Consequences if ECJ adopts opinion AG Cadeta

If the ECJ embraces this opinion in its decision, there is a good chance that the 2024 Decree will stay in effect and will be enforced in France. Therefore, France national manufacturers of meat substitutes will be very much limited in the designation of their products. As such, they will be put at disadvantage in comparison to manufacturers in countries without such limitative legislation. Furthermore, other Member States having similar legislation in place most likely will feel confirmed in their policy and also enforce these provisions in their home turf. Companies formulating innovative food products thereby get the short end of the bargain on an EU wide basis. And this is not how the internal market was meant.

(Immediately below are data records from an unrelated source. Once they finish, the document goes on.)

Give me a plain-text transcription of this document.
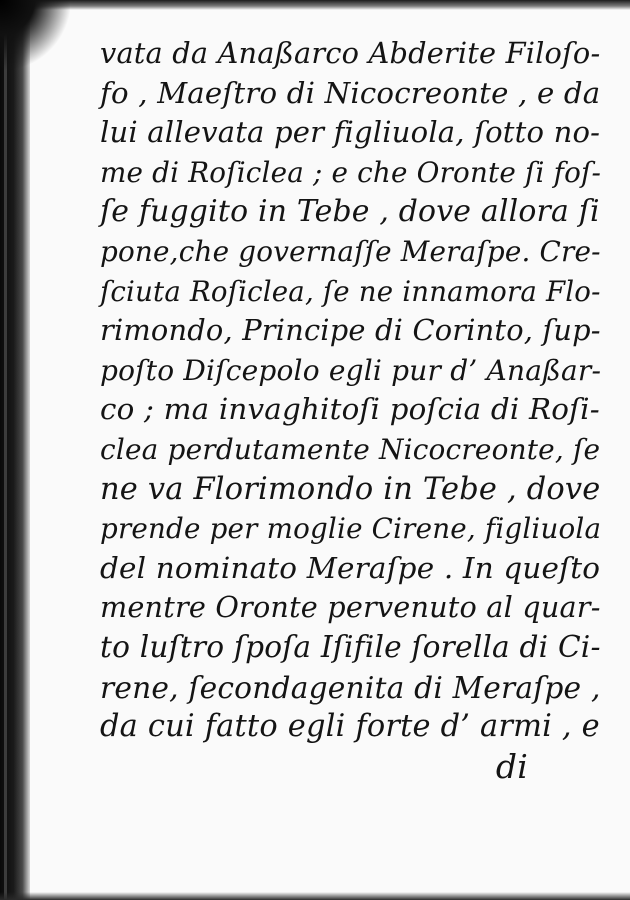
vata da Anaßarco Abderite Filoſo-
fo , Maeſtro di Nicocreonte , e da
lui allevata per figliuola, ſotto no-
me di Roſiclea ; e che Oronte ſi foſ-
ſe fuggito in Tebe , dove allora ſi
pone,che governaſſe Meraſpe. Cre-
ſciuta Roſiclea, ſe ne innamora Flo-
rimondo, Principe di Corinto, ſup-
poſto Diſcepolo egli pur d’ Anaßar-
co ; ma invaghitoſi poſcia di Roſi-
clea perdutamente Nicocreonte, ſe
ne va Florimondo in Tebe , dove
prende per moglie Cirene, figliuola
del nominato Meraſpe . In queſto
mentre Oronte pervenuto al quar-
to luſtro ſpoſa Iſifile ſorella di Ci-
rene, ſecondagenita di Meraſpe ,
da cui fatto egli forte d’ armi , e
di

Two basic principles of internal market under threat

Two starting principles of the internal market are the free circulation of goods and a high level of consumer protection. Allegedly, the rationale behind the French Decrees was consumer protection. The AG explicitly addresses this topic. She states that it does not matter if the French authorities intended to protect consumers or the meat industry, or whether the reason behind such rules is the protection of national gastronomical heritage. At first sight, such a neutral approach could possibly make sense. At second sight, I tend to disagree. In the first place, because experience in the Netherlands has shown that consumers are not misled if meaty names are used for meat replacements. While the Netherlands may be considered very progressive in this regard, it was already established by ProVeg research in 2022 that plant-based labels do not confuse consumers. Secondly, restrictive measures are not needed to protect a certain industry or cultural heritage, since substitute products are not meant to entirely replace conventional meat products. Instead, they offer additional choice to the consumer, who decides to eat less or no meat. This should by no means be a threat to the meat industry, but an increase of food options for consumers. Exactly the purpose of the internal market.

For the reasons set out above, I sincerely hope that the ECJ will not adopt the current opinion of AG Capeta.